Harmoniehof Amsterdam
J.C. van Epen
Abstract
The aim of the Dutch Housing Act of 1902 was to relieve the worst failings in the public housing situation, particularly among the poorest section of the population. This did not mean, however, that improvements were not desired for those who were better situated. For this reason the ‘Amsterdamsche Coöperatieve Woonvereeniging “Samenwerking”’ (‘collaboration’) was founded in 1908. The initiators of this housing corporation were a small group of higher-level civil servants of the City of Amsterdam who intended to build their own homes.
The first two projects realized by ‘Samenwerking’ (in 1910 and 1913, both designed by architect M.J.E. Lippits) were of modest proportions. The ‘third construction’, completed between 1919 and 1922 and designed by architects Lippits and J.C. van Epen, was much larger. It numbered about 800 dwellings housed in six city blocks. The buildings around the Harmoniehof, by Van Epen, form the heart of this third project.
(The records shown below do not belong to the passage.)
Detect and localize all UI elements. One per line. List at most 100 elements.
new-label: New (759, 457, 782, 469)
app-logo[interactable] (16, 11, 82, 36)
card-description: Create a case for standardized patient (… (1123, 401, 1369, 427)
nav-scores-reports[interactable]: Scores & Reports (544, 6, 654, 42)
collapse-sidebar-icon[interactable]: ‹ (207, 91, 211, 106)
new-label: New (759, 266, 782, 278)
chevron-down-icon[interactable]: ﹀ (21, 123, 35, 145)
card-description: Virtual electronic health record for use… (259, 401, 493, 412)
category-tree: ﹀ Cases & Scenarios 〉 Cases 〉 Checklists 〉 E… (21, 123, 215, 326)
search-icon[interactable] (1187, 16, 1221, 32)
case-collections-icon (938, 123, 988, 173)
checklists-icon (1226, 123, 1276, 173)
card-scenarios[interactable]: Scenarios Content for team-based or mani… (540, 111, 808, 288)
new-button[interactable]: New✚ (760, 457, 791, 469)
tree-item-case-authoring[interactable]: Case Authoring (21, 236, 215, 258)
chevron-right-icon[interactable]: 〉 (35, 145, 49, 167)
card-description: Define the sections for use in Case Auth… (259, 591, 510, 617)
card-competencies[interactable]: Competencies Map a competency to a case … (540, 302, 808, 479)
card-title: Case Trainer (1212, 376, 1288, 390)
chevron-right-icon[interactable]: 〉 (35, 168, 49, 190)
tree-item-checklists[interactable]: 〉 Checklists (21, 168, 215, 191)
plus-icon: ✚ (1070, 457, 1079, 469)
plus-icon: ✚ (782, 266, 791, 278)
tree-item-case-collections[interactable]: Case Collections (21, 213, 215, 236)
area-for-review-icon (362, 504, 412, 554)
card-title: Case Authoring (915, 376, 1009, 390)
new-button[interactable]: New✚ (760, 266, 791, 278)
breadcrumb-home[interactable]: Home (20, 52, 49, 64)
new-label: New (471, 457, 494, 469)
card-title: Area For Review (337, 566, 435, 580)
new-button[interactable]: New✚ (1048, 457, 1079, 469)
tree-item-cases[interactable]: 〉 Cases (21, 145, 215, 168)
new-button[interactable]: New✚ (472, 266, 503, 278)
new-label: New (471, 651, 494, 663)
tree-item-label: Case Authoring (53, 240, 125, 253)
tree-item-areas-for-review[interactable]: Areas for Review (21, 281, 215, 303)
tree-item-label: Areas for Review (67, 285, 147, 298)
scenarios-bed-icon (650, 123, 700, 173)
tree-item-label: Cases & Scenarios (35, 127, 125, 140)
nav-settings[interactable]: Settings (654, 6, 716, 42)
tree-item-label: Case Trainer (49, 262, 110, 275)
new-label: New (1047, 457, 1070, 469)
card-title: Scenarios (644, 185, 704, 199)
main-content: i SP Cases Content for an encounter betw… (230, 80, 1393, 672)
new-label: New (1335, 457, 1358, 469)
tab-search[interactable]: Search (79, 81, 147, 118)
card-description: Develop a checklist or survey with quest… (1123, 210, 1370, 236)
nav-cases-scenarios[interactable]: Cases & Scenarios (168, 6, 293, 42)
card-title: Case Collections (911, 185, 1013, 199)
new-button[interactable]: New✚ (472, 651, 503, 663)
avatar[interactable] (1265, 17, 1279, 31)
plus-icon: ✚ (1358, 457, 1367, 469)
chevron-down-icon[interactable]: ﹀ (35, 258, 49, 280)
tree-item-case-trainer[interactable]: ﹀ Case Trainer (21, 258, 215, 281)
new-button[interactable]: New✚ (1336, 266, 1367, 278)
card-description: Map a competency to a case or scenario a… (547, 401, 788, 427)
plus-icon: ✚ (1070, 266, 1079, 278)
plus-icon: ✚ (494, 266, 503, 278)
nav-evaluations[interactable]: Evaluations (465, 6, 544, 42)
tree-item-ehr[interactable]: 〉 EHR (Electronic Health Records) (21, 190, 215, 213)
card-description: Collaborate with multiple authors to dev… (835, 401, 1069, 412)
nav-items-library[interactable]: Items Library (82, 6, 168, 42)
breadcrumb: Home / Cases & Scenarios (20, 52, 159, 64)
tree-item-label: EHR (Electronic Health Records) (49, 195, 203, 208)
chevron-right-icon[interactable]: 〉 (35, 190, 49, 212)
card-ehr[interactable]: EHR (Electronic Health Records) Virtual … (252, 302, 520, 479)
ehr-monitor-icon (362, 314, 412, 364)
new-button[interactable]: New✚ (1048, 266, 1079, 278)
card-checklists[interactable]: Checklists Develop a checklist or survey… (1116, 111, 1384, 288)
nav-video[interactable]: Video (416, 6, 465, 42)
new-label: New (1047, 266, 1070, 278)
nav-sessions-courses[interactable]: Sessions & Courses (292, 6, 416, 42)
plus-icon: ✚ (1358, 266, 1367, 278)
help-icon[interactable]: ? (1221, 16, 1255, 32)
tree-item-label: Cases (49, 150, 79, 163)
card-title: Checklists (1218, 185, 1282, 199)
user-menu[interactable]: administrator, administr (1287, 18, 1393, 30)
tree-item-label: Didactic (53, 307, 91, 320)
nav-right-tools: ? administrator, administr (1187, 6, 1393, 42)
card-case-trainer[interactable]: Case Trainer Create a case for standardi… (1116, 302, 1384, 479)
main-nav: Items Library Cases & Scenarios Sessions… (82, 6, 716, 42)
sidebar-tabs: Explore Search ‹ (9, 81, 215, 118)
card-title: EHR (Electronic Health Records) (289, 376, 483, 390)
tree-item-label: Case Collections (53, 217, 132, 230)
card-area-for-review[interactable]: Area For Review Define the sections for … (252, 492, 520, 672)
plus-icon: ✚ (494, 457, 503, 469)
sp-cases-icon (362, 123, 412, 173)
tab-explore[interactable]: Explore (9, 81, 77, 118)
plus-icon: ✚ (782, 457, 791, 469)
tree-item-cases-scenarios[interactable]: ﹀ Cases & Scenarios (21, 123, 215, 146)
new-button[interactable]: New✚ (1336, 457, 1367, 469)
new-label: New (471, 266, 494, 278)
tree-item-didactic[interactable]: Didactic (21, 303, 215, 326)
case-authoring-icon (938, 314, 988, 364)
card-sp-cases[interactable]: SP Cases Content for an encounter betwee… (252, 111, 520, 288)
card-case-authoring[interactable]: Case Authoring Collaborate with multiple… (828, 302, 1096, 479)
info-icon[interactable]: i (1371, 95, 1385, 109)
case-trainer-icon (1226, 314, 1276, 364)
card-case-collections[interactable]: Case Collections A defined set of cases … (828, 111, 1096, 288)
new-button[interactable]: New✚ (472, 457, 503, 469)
Van Epen’s project consists of two city blocks and eight semi-detached houses arranged around a public garden. The housing blocks, oriented east-west, are long and narrow: 180 by 40 m. The inner space, used as private gardens for the ground-floor apartments, is a mere 12 m wide. As compensation there is an elongated green strip between the two building blocks, closed off at both ends by four substantial townhouses, each consisting of two semi-detached houses. This is the actual Harmoniehof, enclosed by a low steel fence: a public garden with grass, green borders and a central water feature, with four sizable trees at the corners. Outside the fence two wooden benches, with their backs to the street and the houses, look out onto this garden.